Corona Verordnung im Reitsport.


Probleme mit den neuen Corona-Richtlinien sehen vor allen Dingen alle Reitsportler. Anders wie in anderen Sportarten, besteht für Reitsportler (unabhängig ob Freizeit- oder Turniersportler) gemäß Tierschutzgesetz die Verpflichtung, einem Pferd täglich die nötige Bewegung zu verschaffen. Die Frage ist, wie ist das umsetzbar?

In einigen Bundesländer (Baden-Würtemberg, Rheinland-Pfalz, Schleswig-Holstein, Bayern, Nordrhein-Westfalen, Sachsen, Hamburg, Hessen, Brandenburg und Sachsen-Anhalt) gilt die 2-G Regel, klar definiert, Jeder, der geimpft oder genesen ist, darf eine Reithalle nutzen.

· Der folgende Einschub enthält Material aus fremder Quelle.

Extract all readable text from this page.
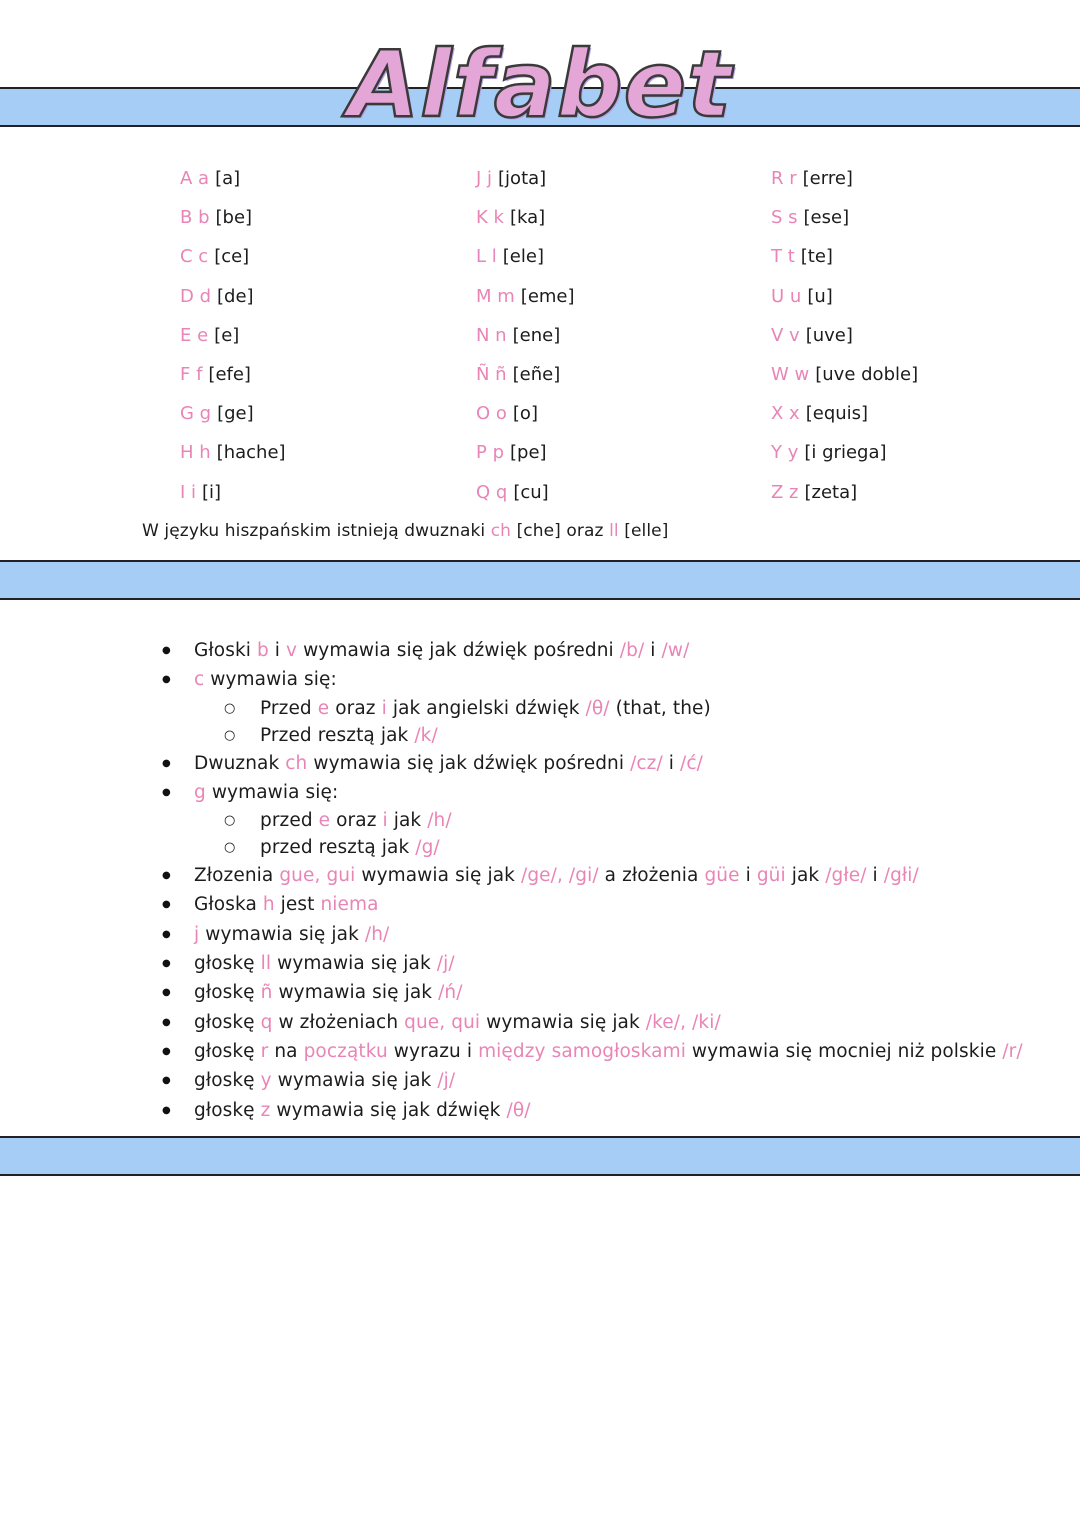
Alfabet
A a [a]
B b [be]
C c [ce]
D d [de]
E e [e]
F f [efe]
G g [ge]
H h [hache]
I i [i]
J j [jota]
K k [ka]
L l [ele]
M m [eme]
N n [ene]
Ñ ñ [eñe]
O o [o]
P p [pe]
Q q [cu]
R r [erre]
S s [ese]
T t [te]
U u [u]
V v [uve]
W w [uve doble]
X x [equis]
Y y [i griega]
Z z [zeta]
W języku hiszpańskim istnieją dwuznaki ch [che] oraz ll [elle]
● Głoski b i v wymawia się jak dźwięk pośredni /b/ i /w/
● c wymawia się:
○ Przed e oraz i jak angielski dźwięk /θ/ (that, the)
○ Przed resztą jak /k/
● Dwuznak ch wymawia się jak dźwięk pośredni /cz/ i /ć/
● g wymawia się:
○ przed e oraz i jak /h/
○ przed resztą jak /g/
● Złozenia gue, gui wymawia się jak /ge/, /gi/ a złożenia güe i güi jak /głe/ i /głi/
● Głoska h jest niema
● j wymawia się jak /h/
● głoskę ll wymawia się jak /j/
● głoskę ñ wymawia się jak /ń/
● głoskę q w złożeniach que, qui wymawia się jak /ke/, /ki/
● głoskę r na początku wyrazu i między samogłoskami wymawia się mocniej niż polskie /r/
● głoskę y wymawia się jak /j/
● głoskę z wymawia się jak dźwięk /θ/
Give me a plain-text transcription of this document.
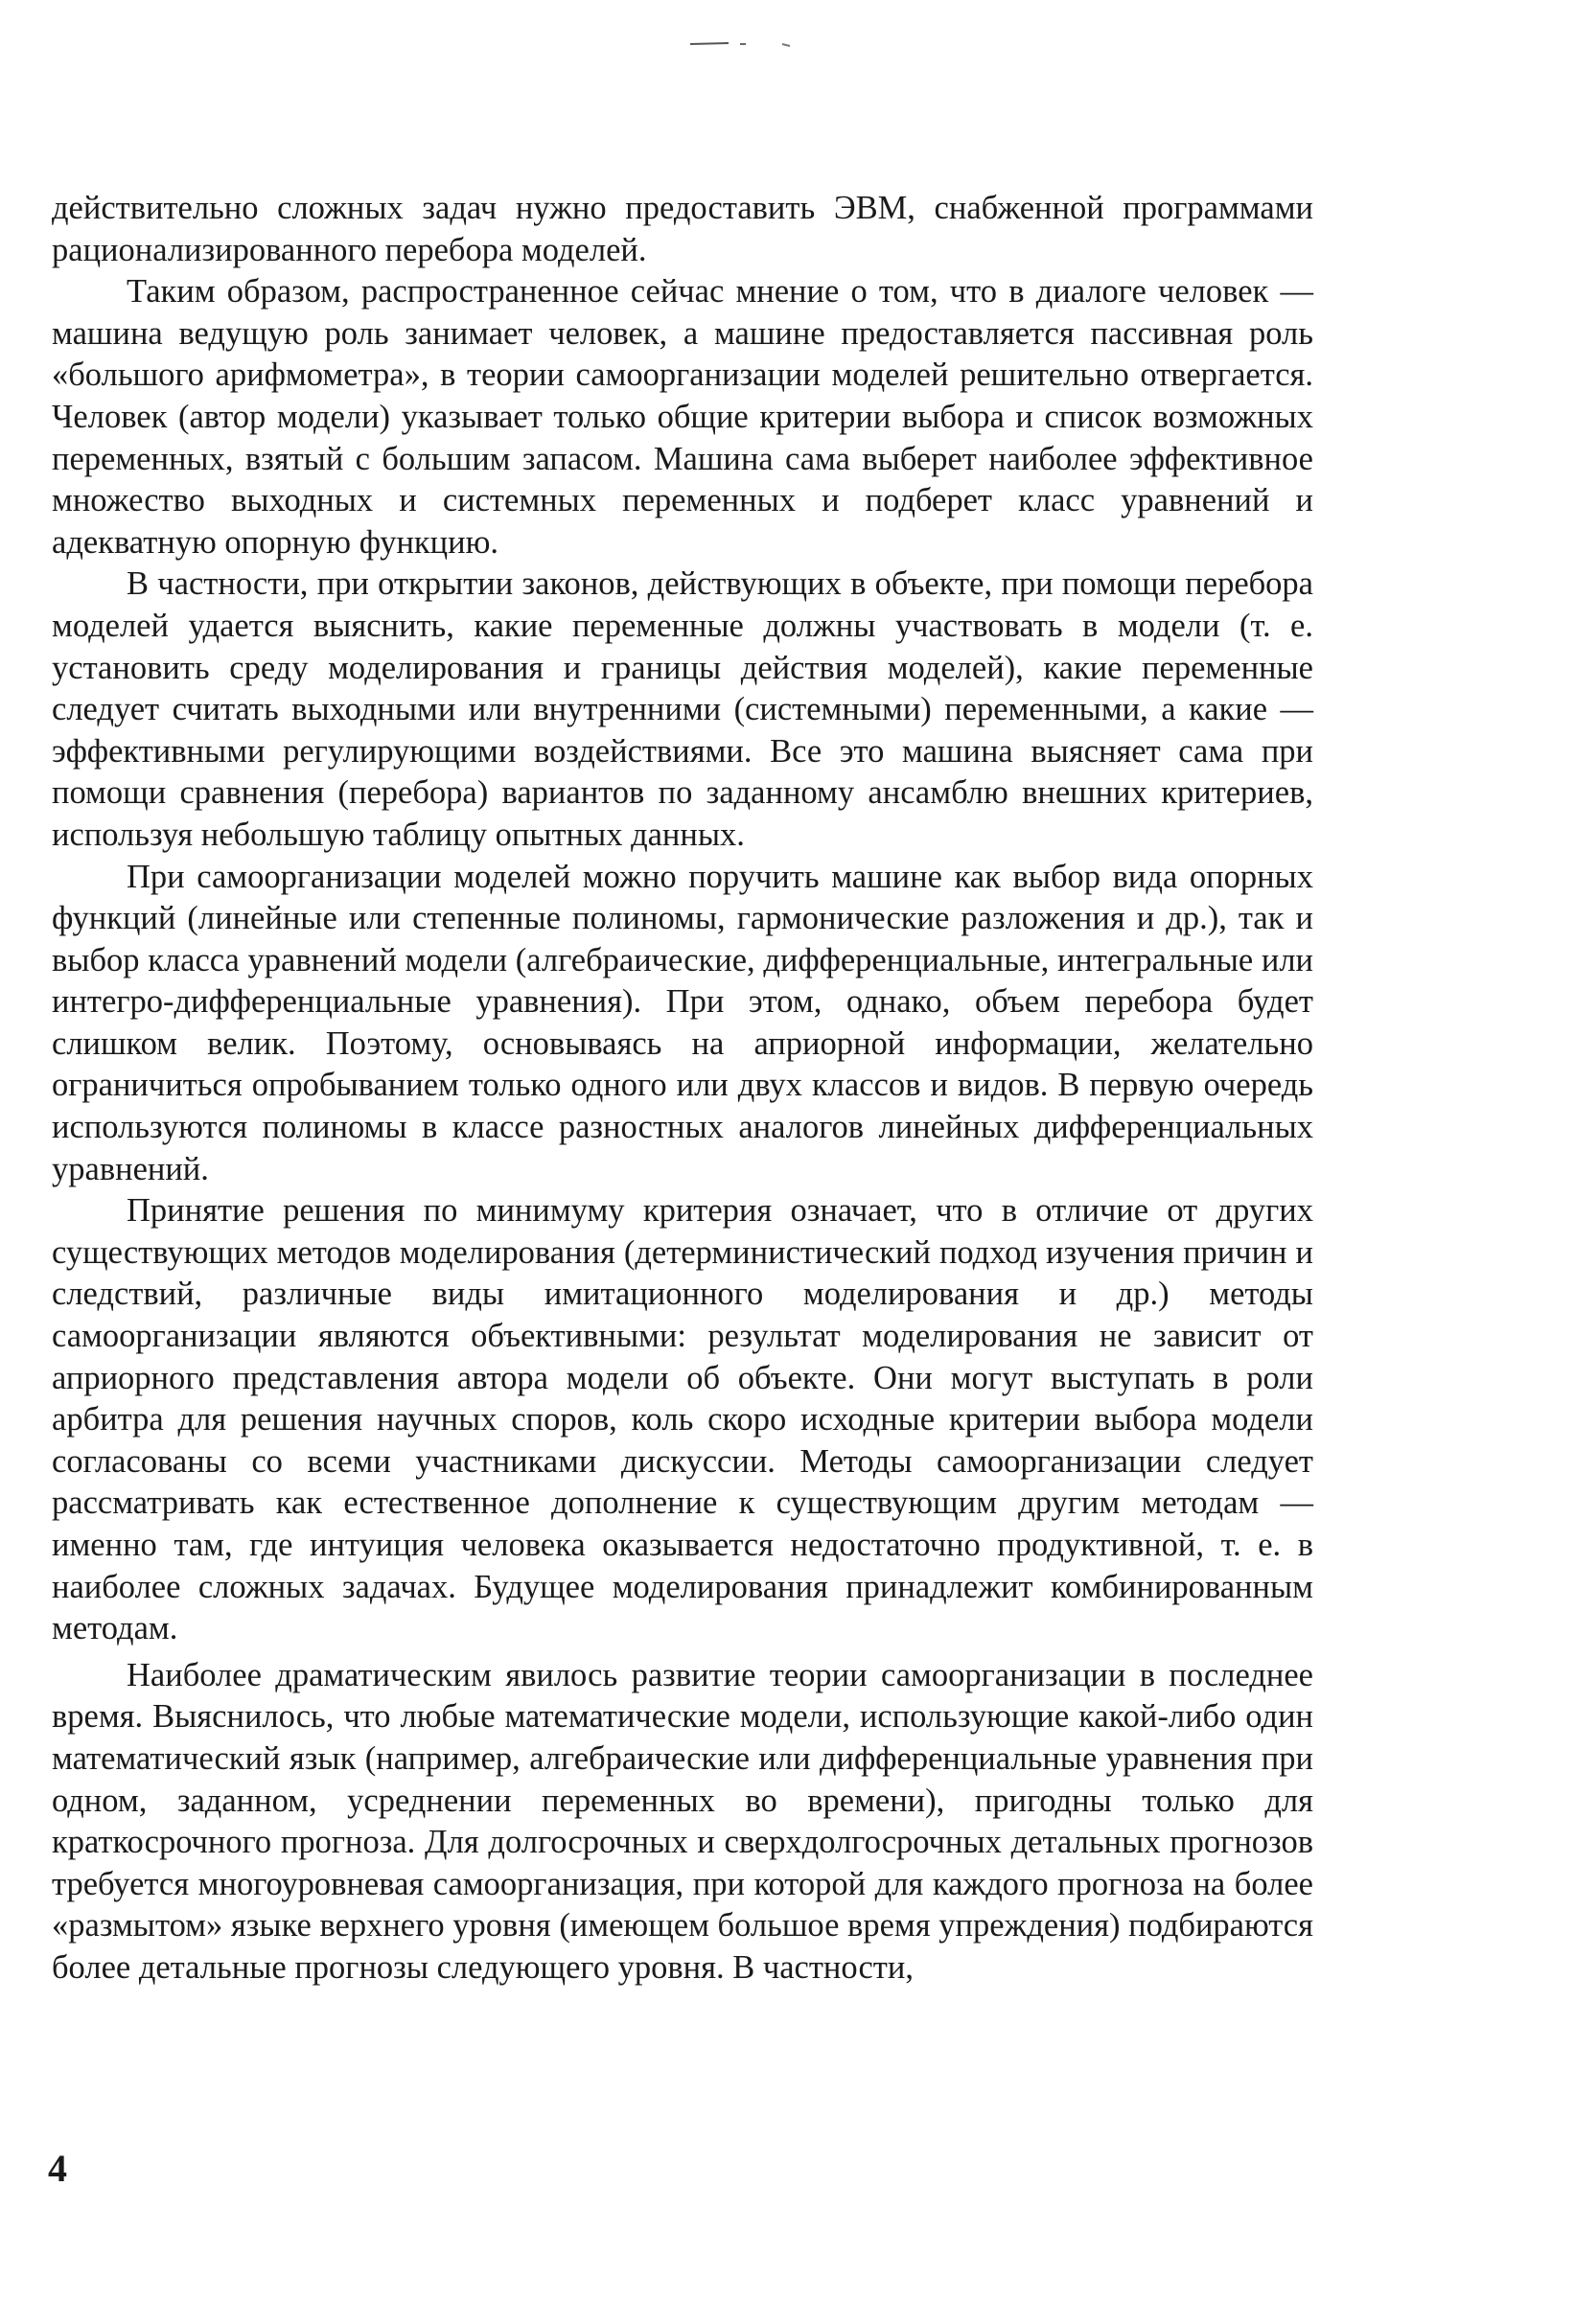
действительно сложных задач нужно предоставить ЭВМ, снабженной программами рационализированного перебора моделей.

Таким образом, распространенное сейчас мнение о том, что в диалоге человек — машина ведущую роль занимает человек, а машине предоставляется пассивная роль «большого арифмометра», в теории самоорганизации моделей решительно отвергается. Человек (автор модели) указывает только общие критерии выбора и список возможных переменных, взятый с большим запасом. Машина сама выберет наиболее эффективное множество выходных и системных переменных и подберет класс уравнений и адекватную опорную функцию.

В частности, при открытии законов, действующих в объекте, при помощи перебора моделей удается выяснить, какие переменные должны участвовать в модели (т. е. установить среду моделирования и границы действия моделей), какие переменные следует считать выходными или внутренними (системными) переменными, а какие — эффективными регулирующими воздействиями. Все это машина выясняет сама при помощи сравнения (перебора) вариантов по заданному ансамблю внешних критериев, используя небольшую таблицу опытных данных.

При самоорганизации моделей можно поручить машине как выбор вида опорных функций (линейные или степенные полиномы, гармонические разложения и др.), так и выбор класса уравнений модели (алгебраические, дифференциальные, интегральные или интегро-дифференциальные уравнения). При этом, однако, объем перебора будет слишком велик. Поэтому, основываясь на априорной информации, желательно ограничиться опробыванием только одного или двух классов и видов. В первую очередь используются полиномы в классе разностных аналогов линейных дифференциальных уравнений.

Принятие решения по минимуму критерия означает, что в отличие от других существующих методов моделирования (детерминистический подход изучения причин и следствий, различные виды имитационного моделирования и др.) методы самоорганизации являются объективными: результат моделирования не зависит от априорного представления автора модели об объекте. Они могут выступать в роли арбитра для решения научных споров, коль скоро исходные критерии выбора модели согласованы со всеми участниками дискуссии. Методы самоорганизации следует рассматривать как естественное дополнение к существующим другим методам — именно там, где интуиция человека оказывается недостаточно продуктивной, т. е. в наиболее сложных задачах. Будущее моделирования принадлежит комбинированным методам.

Наиболее драматическим явилось развитие теории самоорганизации в последнее время. Выяснилось, что любые математические модели, использующие какой-либо один математический язык (например, алгебраические или дифференциальные уравнения при одном, заданном, усреднении переменных во времени), пригодны только для краткосрочного прогноза. Для долгосрочных и сверхдолгосрочных детальных прогнозов требуется многоуровневая самоорганизация, при которой для каждого прогноза на более «размытом» языке верхнего уровня (имеющем большое время упреждения) подбираются более детальные прогнозы следующего уровня. В частности,

4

In anderen Bundesländern gilt aber die 2g+ Regelung auch für Reithallen. Hier ist natürlich die Frage, steht das nicht in krassem Gegensatz zum Tierschutzgesetz?

Jeder Pferdesportler, der verantwortungsvoll mit seinem Sportpartner umgehen möchte, muss sich dann täglich testen lassen?

Dieser Verordnung mangelt es an Umsetzungsmöglichkeiten. Besonders im ländlichen Raum, hier ist es in vielen Landstrichen nur möglich, sich bis Freitags testen zu lassen.

Was machen wir dann am Sonntag mit unseren Pferden?

24 Stunden in der Box stehen lassen? Für einen Tierfreund eine unmögliche Vorstellung.

Sicher ist es möglich (wie teilweise praktiziert) einen Selbsttest in Gegenwart eines Vorstandsmitgliedes zu machen. Da fragt man sich allerdings, was will man den Ehrenamtlichen in den Reitvereinen noch aufbürden? Und was machen die Reiter, die Spaß mit ihren vierbeinigen Freunden haben möchten, aber nicht über einen Reitverein organisiert sind?


Und noch eine Frage stellt sich. Reithallen sind in der Regel 40 x 20 oder 60 x 20 Meter groß, bis zum Dachfirst gemessen meist acht Meter hoch. Gut belüftet, keine Wärmedämmung, die Luft kann zirkulieren. Und eine solche Reithalle wird zum Beispiel einer Turnhalle gleichgestellt, die vielleicht mal 10 x 10 Meter groß ist und eine Höhe von maximal 4 Meter hat?

Fragen über Fragen, und Antworten die einem Betrachter doch teilweise nicht ganz logisch vorkommen. Die wenigsten Pferdesportler sind Querdenker und verleugnen die Pandemie. Hier ist die Politik gefragt, im Bund, in den Ländern und in den Kreis- u. Stadtverwaltungen.

Manch einer wird jetzt sagen, die Pferdesportler möchte eine Extrawurst. Nein, das stimmt nicht, Pferdesportler möchten nur die notwendigen Corona- Schutzverordnungen mit den Aspekten des Tierschutzes in Einklang bringen.